Topic 6.9: Structural Mutations

➕ Adding Calculated Columns

▼

Most datasets arrive incomplete. You have raw measurements but need derived metrics. Sales data contains Price and Units_Sold but lacks Revenue. Inventory records show Stock and Threshold but don't indicate status. Analysis requires computing these missing fields.

Pandas treats DataFrames as mutable structures. You can add new columns through direct assignment. Write the new column name in square brackets on the left side of the equals sign, then specify the calculation on the right side. The operation creates the column and computes the value for every row simultaneously.

Python

import pandas as pd
import numpy as np

# Load inventory data
inventory = pd.read_csv('6_5_inventory.csv')
print("Original inventory data:")
print(inventory.head())
print(f"Columns: {inventory.columns.tolist()}")

▶ Output

Original inventory data: Product Category Supplier Price Stock Units_Sold 0 Pen Stationery Alpha Supply 5.50 450 320 1 Notebook Stationery Beta Goods 15.00 600 275 2 Marker Stationery Gamma Corp. 8.00 520 310 3 Ruler Stationery Alpha Supply 3.50 780 180 4 Eraser Stationery Beta Goods 2.00 890 420 Columns: ['Product', 'Category', 'Supplier', 'Price', 'Stock', 'Units_Sold']

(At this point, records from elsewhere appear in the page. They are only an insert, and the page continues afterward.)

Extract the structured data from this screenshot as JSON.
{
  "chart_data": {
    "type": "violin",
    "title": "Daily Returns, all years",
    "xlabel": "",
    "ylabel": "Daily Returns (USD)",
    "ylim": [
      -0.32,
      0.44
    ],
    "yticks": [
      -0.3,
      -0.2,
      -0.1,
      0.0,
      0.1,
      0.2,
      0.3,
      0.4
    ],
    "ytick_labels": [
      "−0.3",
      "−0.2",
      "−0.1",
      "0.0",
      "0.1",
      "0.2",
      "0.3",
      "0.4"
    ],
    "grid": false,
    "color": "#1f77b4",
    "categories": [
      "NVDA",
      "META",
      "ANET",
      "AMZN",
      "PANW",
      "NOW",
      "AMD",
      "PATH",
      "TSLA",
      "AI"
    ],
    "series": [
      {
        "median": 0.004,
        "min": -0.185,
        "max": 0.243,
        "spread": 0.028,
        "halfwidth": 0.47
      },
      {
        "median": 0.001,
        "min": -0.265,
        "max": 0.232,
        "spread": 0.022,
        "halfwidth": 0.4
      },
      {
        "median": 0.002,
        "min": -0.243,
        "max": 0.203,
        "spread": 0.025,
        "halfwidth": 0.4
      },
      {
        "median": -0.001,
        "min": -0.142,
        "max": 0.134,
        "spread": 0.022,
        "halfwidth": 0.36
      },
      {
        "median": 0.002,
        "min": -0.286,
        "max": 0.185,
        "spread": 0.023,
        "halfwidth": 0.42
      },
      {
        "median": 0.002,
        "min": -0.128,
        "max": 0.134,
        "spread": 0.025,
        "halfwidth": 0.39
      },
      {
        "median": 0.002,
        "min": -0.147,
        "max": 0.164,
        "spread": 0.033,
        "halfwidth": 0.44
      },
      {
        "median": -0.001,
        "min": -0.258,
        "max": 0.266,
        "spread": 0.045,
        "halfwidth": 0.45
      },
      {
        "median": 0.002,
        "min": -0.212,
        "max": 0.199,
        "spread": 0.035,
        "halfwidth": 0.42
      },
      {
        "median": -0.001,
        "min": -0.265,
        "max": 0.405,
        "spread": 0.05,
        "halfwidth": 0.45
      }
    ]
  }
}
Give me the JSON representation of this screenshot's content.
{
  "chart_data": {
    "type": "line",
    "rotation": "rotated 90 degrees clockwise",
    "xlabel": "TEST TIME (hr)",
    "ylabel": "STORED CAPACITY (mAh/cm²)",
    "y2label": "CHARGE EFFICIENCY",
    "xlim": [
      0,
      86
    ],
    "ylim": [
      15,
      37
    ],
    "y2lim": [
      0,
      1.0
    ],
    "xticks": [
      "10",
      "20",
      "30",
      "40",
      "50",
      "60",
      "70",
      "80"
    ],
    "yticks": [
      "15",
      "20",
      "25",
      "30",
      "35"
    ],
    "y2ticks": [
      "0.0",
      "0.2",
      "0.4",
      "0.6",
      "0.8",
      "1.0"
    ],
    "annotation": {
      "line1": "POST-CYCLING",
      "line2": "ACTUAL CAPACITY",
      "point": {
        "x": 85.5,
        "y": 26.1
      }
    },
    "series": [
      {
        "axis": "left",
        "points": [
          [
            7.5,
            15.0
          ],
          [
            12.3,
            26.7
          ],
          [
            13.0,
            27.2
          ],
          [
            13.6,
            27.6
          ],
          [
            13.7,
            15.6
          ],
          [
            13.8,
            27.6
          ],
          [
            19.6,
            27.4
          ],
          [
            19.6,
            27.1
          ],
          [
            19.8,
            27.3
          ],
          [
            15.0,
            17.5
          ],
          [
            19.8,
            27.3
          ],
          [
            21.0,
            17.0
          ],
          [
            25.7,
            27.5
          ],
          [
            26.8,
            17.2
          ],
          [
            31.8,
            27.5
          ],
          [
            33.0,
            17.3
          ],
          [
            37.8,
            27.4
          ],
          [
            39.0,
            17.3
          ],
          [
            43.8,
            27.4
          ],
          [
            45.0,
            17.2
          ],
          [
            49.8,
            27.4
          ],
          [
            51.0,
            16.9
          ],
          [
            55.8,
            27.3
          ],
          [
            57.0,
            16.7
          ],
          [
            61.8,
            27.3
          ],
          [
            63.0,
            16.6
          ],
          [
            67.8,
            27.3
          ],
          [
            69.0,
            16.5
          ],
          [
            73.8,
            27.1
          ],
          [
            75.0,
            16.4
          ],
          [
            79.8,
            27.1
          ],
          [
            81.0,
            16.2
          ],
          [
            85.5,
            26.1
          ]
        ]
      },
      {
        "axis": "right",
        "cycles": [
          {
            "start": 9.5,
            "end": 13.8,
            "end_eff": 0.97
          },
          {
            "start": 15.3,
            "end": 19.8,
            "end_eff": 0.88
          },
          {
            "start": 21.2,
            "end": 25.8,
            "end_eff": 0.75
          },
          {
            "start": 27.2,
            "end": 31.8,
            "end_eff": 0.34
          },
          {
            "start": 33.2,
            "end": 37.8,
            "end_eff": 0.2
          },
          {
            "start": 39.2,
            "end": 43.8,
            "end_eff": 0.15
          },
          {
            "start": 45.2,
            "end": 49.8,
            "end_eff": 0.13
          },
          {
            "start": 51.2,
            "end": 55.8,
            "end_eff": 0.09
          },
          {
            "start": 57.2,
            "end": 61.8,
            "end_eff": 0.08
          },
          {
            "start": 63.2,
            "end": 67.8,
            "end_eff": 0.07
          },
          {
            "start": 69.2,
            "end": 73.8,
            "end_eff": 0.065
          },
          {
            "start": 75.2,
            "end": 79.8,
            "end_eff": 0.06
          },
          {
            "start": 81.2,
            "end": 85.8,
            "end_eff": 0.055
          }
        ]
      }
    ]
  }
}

The inventory DataFrame contains six columns. To calculate revenue for each product, multiply Price by Units_Sold. This arithmetic operation needs to happen across all rows — a task that would require loops in traditional programming.

Python

# Add calculated column for revenue
inventory['Revenue'] = inventory['Price'] * inventory['Units_Sold']
print("After adding Revenue column:")
print(inventory[['Product', 'Price', 'Units_Sold', 'Revenue']].head())

▶ Output

After adding Revenue column: Product Price Units_Sold Revenue 0 Pen 5.50 320 1760.0 1 Notebook 15.00 275 4125.0 2 Marker 8.00 310 2480.0 3 Ruler 3.50 180 630.0 4 Eraser 2.00 420 840.0

A single assignment statement adds the Revenue column. Pandas performs vectorized multiplication — the operation processes the entire column in one pass without explicit iteration. The engine broadcasts the calculation across all rows simultaneously, delivering performance that scales to millions of records.

ℹ️

Vectorization Performance

Vectorized operations execute at compiled C speed, not interpreted Python speed. When you write df['A'] * df['B'], Pandas delegates the multiplication to NumPy, which uses optimized CPU instructions. This is 50–100 times faster than Python loops that process one row at a time.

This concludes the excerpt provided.